Five internal takeaways

Escape business as usual: We struggled, especially in the early days, with finding the time for this work. Delineating people and resources between project and business as usual is crucial.

Executive sponsorship never sleeps: We learned that ongoing support from university leadership is critical to keep the project mission front-of-mind. You cannot set and forget.

Find the balance between relationships and processes: Historically, Macquarie U has thrived on relationships rather than processes.  While relationships were crucial to the success of the project, we needed to embrace processes to drive change. Finding that balance was an important key to success.

Quality information is impossible without quality data: We confirmed what many colleagues already knew; like many institutions, Macquarie U has a challenge with data. The project gave further weight to our ongoing remediation in this space.

Cross-sector consultation is invaluable: Few of our ideas were entirely original. Our innovation came through synthesising a range of concepts and practices from across the sector and filtering them through our institutional lens to create a unique offering. Benchmarking and liaising with other institutions was key.

Six insights for a successful curriculum transformation

We are universities. Let us act like it!: Too often, universities don’t play to their strengths and make enough use of the significant subject matter expertise in their faculties and business units. Data and evidence must trump gut-feel. Harness your colleagues’ capabilities, knowledge and best practice. And make your case in scholarly ways.

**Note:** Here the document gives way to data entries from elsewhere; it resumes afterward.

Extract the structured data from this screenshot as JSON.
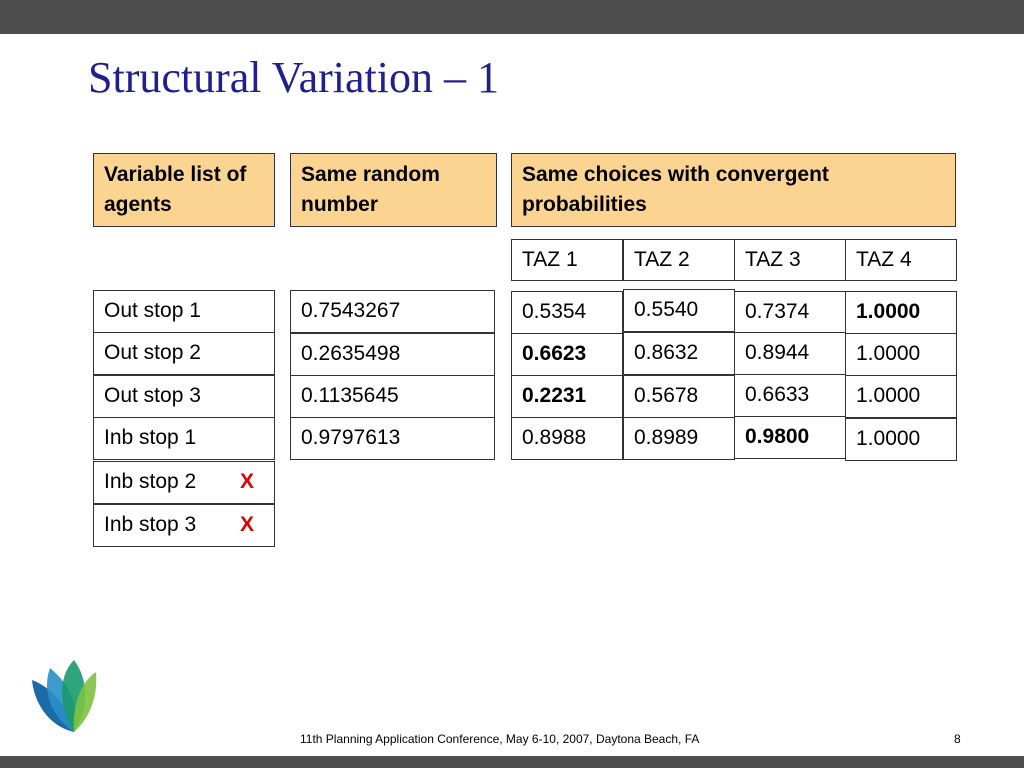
{
  "title": "Structural Variation – 1",
  "headers": {
    "agents": "Variable list of agents",
    "random": "Same random number",
    "choices": "Same choices with convergent probabilities"
  },
  "taz": [
    "TAZ 1",
    "TAZ 2",
    "TAZ 3",
    "TAZ 4"
  ],
  "agents": [
    "Out stop 1",
    "Out stop 2",
    "Out stop 3",
    "Inb stop 1",
    "Inb stop 2",
    "Inb stop 3"
  ],
  "removed_marker": "X",
  "random_numbers": [
    "0.7543267",
    "0.2635498",
    "0.1135645",
    "0.9797613"
  ],
  "probabilities": [
    [
      "0.5354",
      "0.5540",
      "0.7374",
      "1.0000"
    ],
    [
      "0.6623",
      "0.8632",
      "0.8944",
      "1.0000"
    ],
    [
      "0.2231",
      "0.5678",
      "0.6633",
      "1.0000"
    ],
    [
      "0.8988",
      "0.8989",
      "0.9800",
      "1.0000"
    ]
  ],
  "footer": "11th Planning Application Conference, May 6-10, 2007, Daytona Beach, FA",
  "page_number": "8",
  "colors": {
    "header_fill": "#fcd492",
    "title": "#1f1f8f",
    "removed": "#e00000",
    "bar": "#4d4d4d"
  }
}
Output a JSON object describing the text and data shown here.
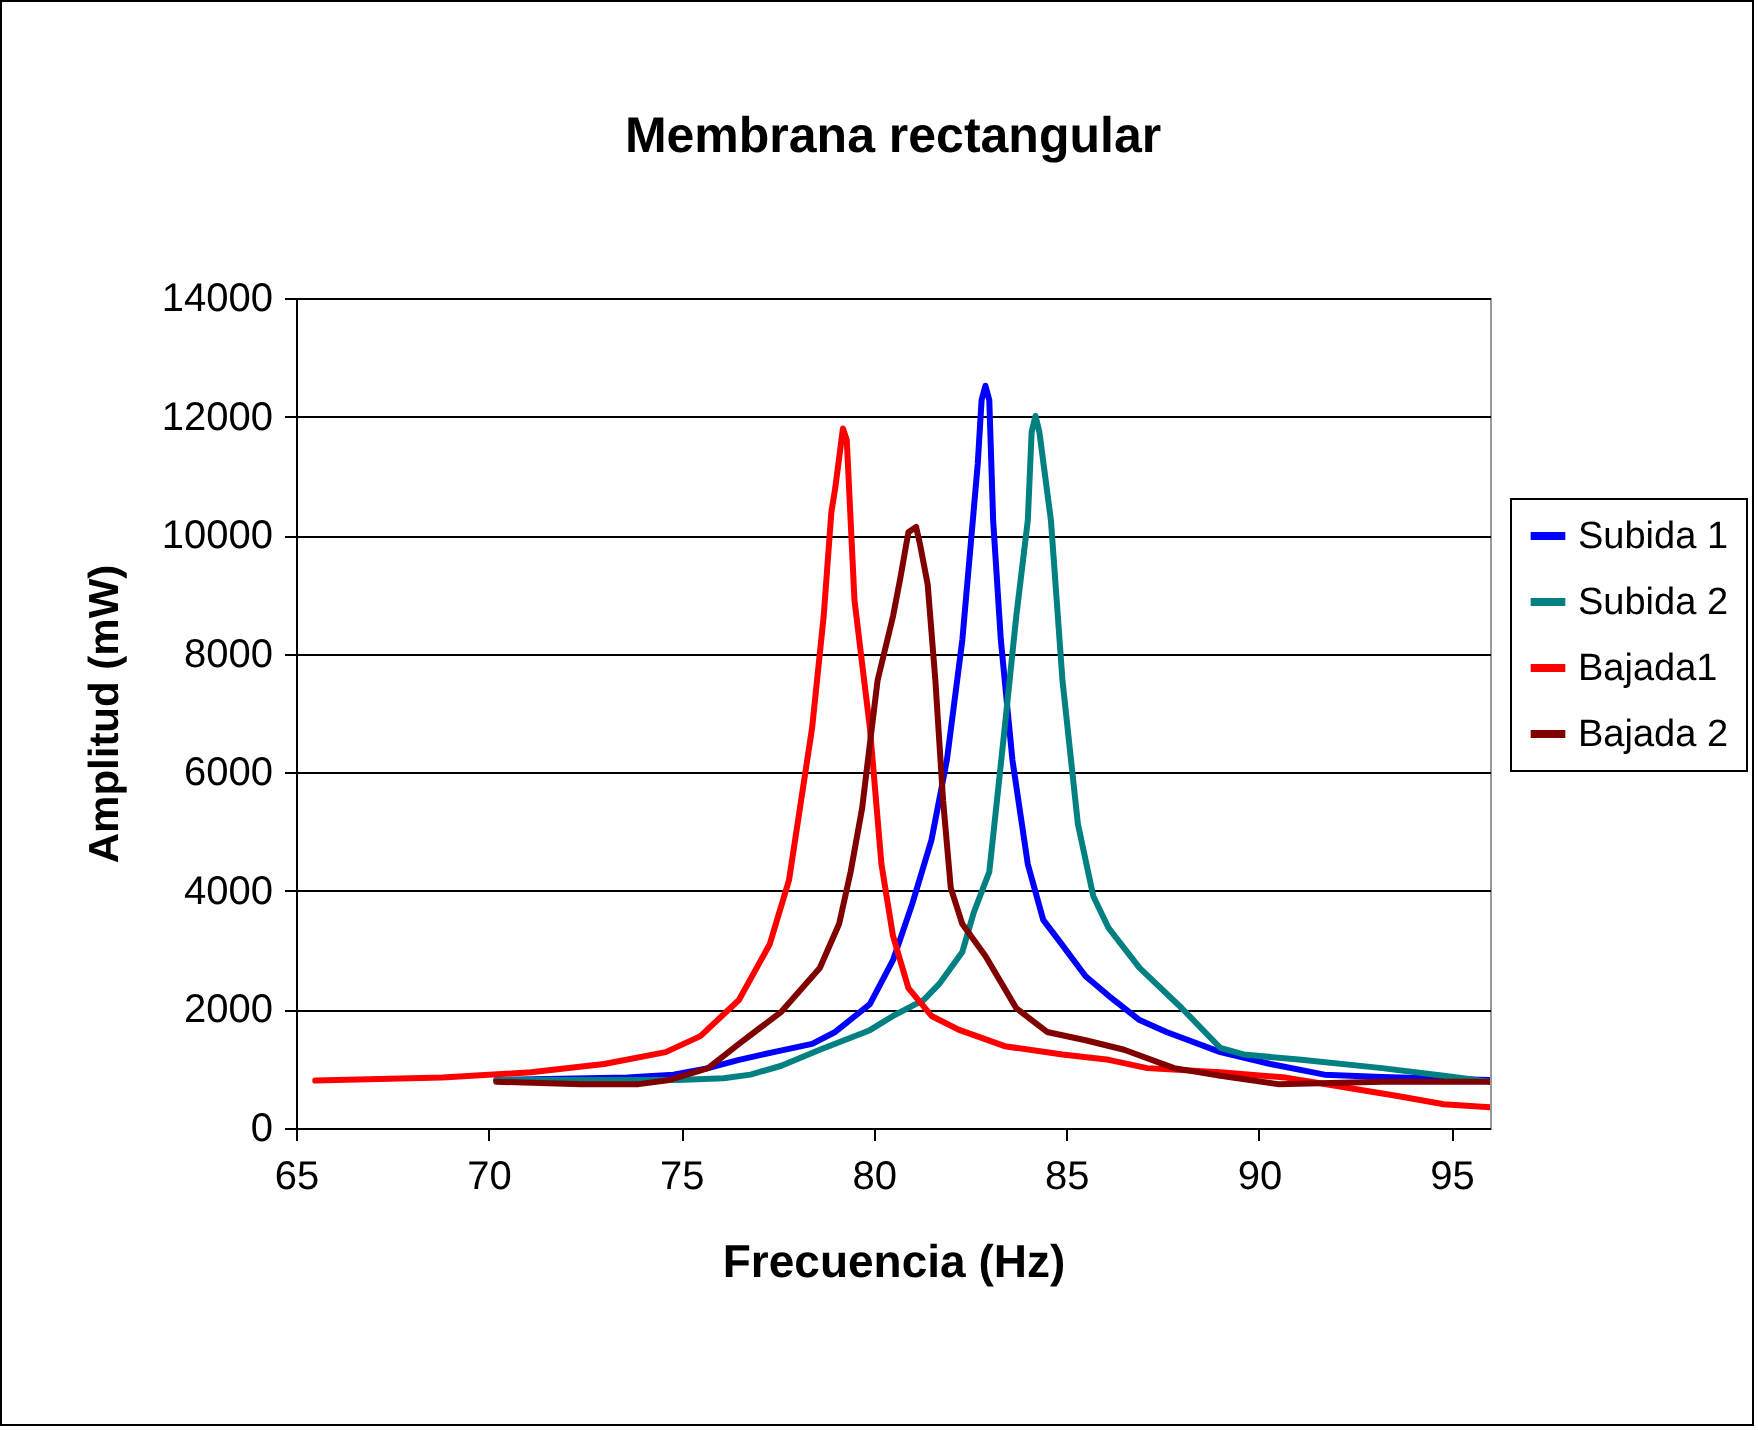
{
  "chart_data": {
    "type": "line",
    "title": "Membrana rectangular",
    "xlabel": "Frecuencia (Hz)",
    "ylabel": "Amplitud (mW)",
    "xlim": [
      65,
      96
    ],
    "xticks": [
      65,
      70,
      75,
      80,
      85,
      90,
      95
    ],
    "ylim": [
      0,
      14000
    ],
    "yticks": [
      0,
      2000,
      4000,
      6000,
      8000,
      10000,
      12000,
      14000
    ],
    "grid": "y",
    "legend": "right",
    "series": [
      {
        "name": "Subida 1",
        "color": "#0000ff",
        "x": [
          70.2,
          73.6,
          74.8,
          75.7,
          76.5,
          77.4,
          78.4,
          79.0,
          79.9,
          80.5,
          81.0,
          81.5,
          81.9,
          82.3,
          82.5,
          82.7,
          82.8,
          82.9,
          83.0,
          83.1,
          83.3,
          83.6,
          84.0,
          84.4,
          84.8,
          85.5,
          86.1,
          86.9,
          87.6,
          89.0,
          90.3,
          91.7,
          93.2,
          96.0
        ],
        "values": [
          810,
          850,
          900,
          1010,
          1150,
          1280,
          1420,
          1620,
          2090,
          2830,
          3780,
          4860,
          6210,
          8230,
          9710,
          11200,
          12280,
          12520,
          12280,
          10250,
          8230,
          6210,
          4450,
          3510,
          3170,
          2560,
          2230,
          1820,
          1620,
          1280,
          1080,
          900,
          860,
          810
        ]
      },
      {
        "name": "Subida 2",
        "color": "#008080",
        "x": [
          70.2,
          74.9,
          76.1,
          76.8,
          77.6,
          78.6,
          79.9,
          80.5,
          81.3,
          81.7,
          82.3,
          82.6,
          83.0,
          83.2,
          83.4,
          83.7,
          84.0,
          84.1,
          84.2,
          84.3,
          84.6,
          84.9,
          85.3,
          85.7,
          86.1,
          86.9,
          88.0,
          89.0,
          89.6,
          91.1,
          93.2,
          94.8,
          96.0
        ],
        "values": [
          810,
          810,
          840,
          900,
          1050,
          1320,
          1650,
          1890,
          2160,
          2430,
          2970,
          3640,
          4320,
          5530,
          6750,
          8630,
          10250,
          11740,
          12010,
          11740,
          10250,
          7550,
          5130,
          3910,
          3370,
          2700,
          2020,
          1350,
          1240,
          1150,
          1010,
          880,
          780
        ]
      },
      {
        "name": "Bajada1",
        "color": "#ff0000",
        "x": [
          65.5,
          68.8,
          71.1,
          73.0,
          74.6,
          75.5,
          76.5,
          77.3,
          77.8,
          78.4,
          78.7,
          78.9,
          79.0,
          79.2,
          79.3,
          79.5,
          79.9,
          80.2,
          80.5,
          80.9,
          81.5,
          82.2,
          83.4,
          84.9,
          86.1,
          87.1,
          89.0,
          90.7,
          92.1,
          93.6,
          94.8,
          96.0
        ],
        "values": [
          800,
          850,
          940,
          1080,
          1280,
          1550,
          2160,
          3100,
          4180,
          6750,
          8630,
          10390,
          10790,
          11800,
          11600,
          8900,
          6750,
          4450,
          3240,
          2360,
          1890,
          1660,
          1380,
          1240,
          1150,
          1010,
          940,
          850,
          700,
          540,
          400,
          350
        ]
      },
      {
        "name": "Bajada 2",
        "color": "#800000",
        "x": [
          70.2,
          72.4,
          73.9,
          74.7,
          75.7,
          76.5,
          77.6,
          78.6,
          79.1,
          79.4,
          79.7,
          79.9,
          80.1,
          80.3,
          80.5,
          80.7,
          80.9,
          81.1,
          81.2,
          81.4,
          81.6,
          81.8,
          82.0,
          82.3,
          82.9,
          83.7,
          84.5,
          85.5,
          86.5,
          87.8,
          89.0,
          90.5,
          93.2,
          96.0
        ],
        "values": [
          780,
          740,
          740,
          810,
          1010,
          1420,
          1960,
          2700,
          3440,
          4320,
          5400,
          6480,
          7550,
          8090,
          8630,
          9310,
          10050,
          10140,
          9850,
          9170,
          7550,
          5530,
          4050,
          3440,
          2900,
          2020,
          1620,
          1480,
          1320,
          1010,
          880,
          740,
          780,
          780
        ]
      }
    ]
  }
}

Empower members of the project team to make decisions and trust them: Deploy a methodology that supports rapid, continuous iterative development and accept that the approach could change at points in the project. For example, we found at the start of the project that our agile methodology with regular “scrums” worked well but was not as well suited to the systems phase. Here we deployed a hybrid project management methodology.

Design quality assurance processes that deliver quality improvement opportunities: Use your CMS not only as a governance/assurance tool but as a way to drive enhancement. Produce “knowledge articles” within the CMS that provoke best-practice ideas as well as the how-to information. We used this approach to introduce constructive alignment in assessment and time-on-task for learning activities.

Show your workings: Academic colleagues sometimes feel surrounded by an unwieldy bureaucracy. Through your change management and communications plans give academics insights into how much behind-the-scenes work is required to realise the transformation. Building such insights and bridges break down misconceptions and will support future project success.

Run red hat critiques and consult widely: Convene “red hat” peer review teams (including student teams). Their job is to test and find fault with work in progress. Keep regular contact with the university community through town-halls and other communications. We also subjected our curriculum principles to an institutional-wide survey. Of the 57 undergraduate and postgraduate principles presented, 18 were unchanged through consultation, 34 were revised, five were removed, and two new principles were introduced.

Communicate, communicate, communicate: You can have a great team and be very proud of your achievements but you will still not have communicated enough with colleagues. Be wary of simply delivering a message to the front door of an academic or business unit. As well as an organisational change manager consider employing a relationship/engagement manager.

To conclude, we can already see benefits from our curriculum transformation. At a time when all universities are focused on financial challenges, the new course suite appears to be playing its part in building positive trends in our admissions.

Ultimately, however, this project was about ensuring student success by rebuilding our curriculum foundations to deliver innovative learning that empowers students.